As a writer I am constantly bothered with the fact that I have to write a bio about myself for various public functions and events. You would think that a writer wouldn’t have a problem with writing anything, especially about himself. We writers are notoriously vain and spend most of our days incessantly blathering on about just how amazing we are to anybody or anything that may or may not have the capacity to hear. I once spent six hours talking to June Bug about what it took to write a 700 page novel based on creatures I have only seen in a zoo and about locations I have never been to.

But therein lays the problem. I’m pretty good at lying making crap things up. It was a skill I developed early in my life to avoid doing things like going to school around Christmas time so I could stay home while my parents were at work, unwrap the presents, play with the toys and carefully re-wrap them. But being good at playing make believe doesn’t translate well into telling the truth about oneself, or at least not at making it interesting anyway. 

So how do I solve this conundrum? (It seriously just took me five attempts to type out conundrum) I thought about lauding myself with words befitting an author of my caliber and who is held in such high esteem by his peers that at least three or four other authors purchased my first book RISE OF THE PENGUINS. But to me, singing my own praises in a public venue is akin to peeing in a Wal-mart parking lot. It’s all fine and great until somebody sees it and either points and laughs or calls the cops and a police K-9 that was rewarded with Snausages during training thinks it’s treat time. 

Since I don’t like to say I’m all great and stuff, my next option is to lie. I can say I have earned all sorts of literary awards that cannot be verified by any living person. e.g. The Charles Charlie Chuck Charleston III Award for the Most Superfluously Worded Fiction Novel Written by a Person Either Male or Female Who can Write Inessential Words With Either a Type-writer or Word Processor or Ink-Pen or Pencil or Crayon or Vine Charcoal or Finger-paint and Who Writes the Superfluous Words with such Dispensable Superfluity that Extra Words Become Extraneously Superfluous. But that won’t work either.

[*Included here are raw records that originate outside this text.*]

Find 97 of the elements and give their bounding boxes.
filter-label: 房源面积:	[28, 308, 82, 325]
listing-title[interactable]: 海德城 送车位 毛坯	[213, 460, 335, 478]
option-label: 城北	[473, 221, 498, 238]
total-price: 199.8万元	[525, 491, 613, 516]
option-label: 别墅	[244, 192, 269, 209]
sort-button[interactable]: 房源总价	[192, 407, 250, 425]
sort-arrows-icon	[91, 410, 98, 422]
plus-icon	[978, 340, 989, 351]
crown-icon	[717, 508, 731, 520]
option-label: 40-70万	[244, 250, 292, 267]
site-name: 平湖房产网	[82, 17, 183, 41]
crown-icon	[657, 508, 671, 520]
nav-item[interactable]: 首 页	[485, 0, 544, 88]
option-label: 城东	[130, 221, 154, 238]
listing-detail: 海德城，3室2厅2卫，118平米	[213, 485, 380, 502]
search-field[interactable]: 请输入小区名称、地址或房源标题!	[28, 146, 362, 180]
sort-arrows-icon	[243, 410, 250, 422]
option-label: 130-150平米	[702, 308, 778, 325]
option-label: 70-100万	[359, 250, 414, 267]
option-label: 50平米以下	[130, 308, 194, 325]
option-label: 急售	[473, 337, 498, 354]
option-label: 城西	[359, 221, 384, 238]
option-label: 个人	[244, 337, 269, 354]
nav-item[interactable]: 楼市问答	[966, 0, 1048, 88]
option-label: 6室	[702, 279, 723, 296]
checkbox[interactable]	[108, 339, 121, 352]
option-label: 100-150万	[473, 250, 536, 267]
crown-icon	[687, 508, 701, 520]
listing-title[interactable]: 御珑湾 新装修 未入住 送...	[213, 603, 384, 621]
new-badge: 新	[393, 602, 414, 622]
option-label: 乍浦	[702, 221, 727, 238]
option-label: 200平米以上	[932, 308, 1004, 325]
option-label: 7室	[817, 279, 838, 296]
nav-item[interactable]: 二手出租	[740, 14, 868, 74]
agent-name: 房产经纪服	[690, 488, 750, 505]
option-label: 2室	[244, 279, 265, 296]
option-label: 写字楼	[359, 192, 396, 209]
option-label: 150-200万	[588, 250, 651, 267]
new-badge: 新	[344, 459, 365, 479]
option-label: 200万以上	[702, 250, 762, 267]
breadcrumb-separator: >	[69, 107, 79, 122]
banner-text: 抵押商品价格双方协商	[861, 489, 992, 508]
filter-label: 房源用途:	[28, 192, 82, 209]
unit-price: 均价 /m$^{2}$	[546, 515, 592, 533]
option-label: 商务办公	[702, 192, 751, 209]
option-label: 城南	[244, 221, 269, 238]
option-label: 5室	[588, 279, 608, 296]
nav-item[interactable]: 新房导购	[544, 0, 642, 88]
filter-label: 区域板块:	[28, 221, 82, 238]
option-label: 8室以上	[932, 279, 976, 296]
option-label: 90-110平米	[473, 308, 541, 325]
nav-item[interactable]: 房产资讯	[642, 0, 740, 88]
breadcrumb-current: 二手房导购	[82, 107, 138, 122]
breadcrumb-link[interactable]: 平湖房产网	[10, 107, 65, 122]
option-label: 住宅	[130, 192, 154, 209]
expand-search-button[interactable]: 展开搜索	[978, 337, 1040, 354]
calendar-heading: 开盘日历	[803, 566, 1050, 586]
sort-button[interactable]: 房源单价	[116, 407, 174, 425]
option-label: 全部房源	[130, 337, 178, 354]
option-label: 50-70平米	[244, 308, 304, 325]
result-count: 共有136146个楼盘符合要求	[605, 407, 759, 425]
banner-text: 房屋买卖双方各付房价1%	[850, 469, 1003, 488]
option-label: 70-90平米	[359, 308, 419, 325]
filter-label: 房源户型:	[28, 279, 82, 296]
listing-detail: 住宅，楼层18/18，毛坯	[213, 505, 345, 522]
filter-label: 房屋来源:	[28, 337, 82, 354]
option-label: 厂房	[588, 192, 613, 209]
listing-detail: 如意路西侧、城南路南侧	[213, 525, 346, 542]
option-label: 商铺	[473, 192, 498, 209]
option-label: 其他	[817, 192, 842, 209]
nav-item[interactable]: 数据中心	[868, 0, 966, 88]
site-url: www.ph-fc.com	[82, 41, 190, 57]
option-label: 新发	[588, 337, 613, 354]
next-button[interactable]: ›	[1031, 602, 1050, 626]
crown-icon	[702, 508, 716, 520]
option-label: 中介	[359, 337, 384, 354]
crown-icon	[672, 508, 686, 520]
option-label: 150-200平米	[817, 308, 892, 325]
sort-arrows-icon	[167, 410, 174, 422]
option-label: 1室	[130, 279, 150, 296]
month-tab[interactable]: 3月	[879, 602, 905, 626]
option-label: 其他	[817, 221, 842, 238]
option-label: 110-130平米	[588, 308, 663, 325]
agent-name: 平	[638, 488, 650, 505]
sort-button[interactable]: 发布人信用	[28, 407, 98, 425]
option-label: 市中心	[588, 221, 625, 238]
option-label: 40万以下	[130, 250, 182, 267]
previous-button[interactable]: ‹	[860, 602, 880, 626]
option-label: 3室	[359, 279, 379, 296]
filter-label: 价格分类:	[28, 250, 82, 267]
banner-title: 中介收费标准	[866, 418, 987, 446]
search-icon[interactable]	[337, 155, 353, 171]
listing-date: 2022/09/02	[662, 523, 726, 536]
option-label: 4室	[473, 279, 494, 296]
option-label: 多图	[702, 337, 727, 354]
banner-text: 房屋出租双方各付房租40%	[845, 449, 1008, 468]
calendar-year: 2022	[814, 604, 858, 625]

So in the end I’ll just have to be who I am. I’ll mix a bit of the truth, like how I wrote my first novel while on short breaks working long night shifts and how nearly dying from a heart attack at an early age motivated me to chase my dreams; and I’ll add some less than true stuff like how in high school I was voted least likely to mate with a member of his own species. Like my bio on Amazon says, “Life has taught him to never take himself too seriously because that just takes all of the fun out it.”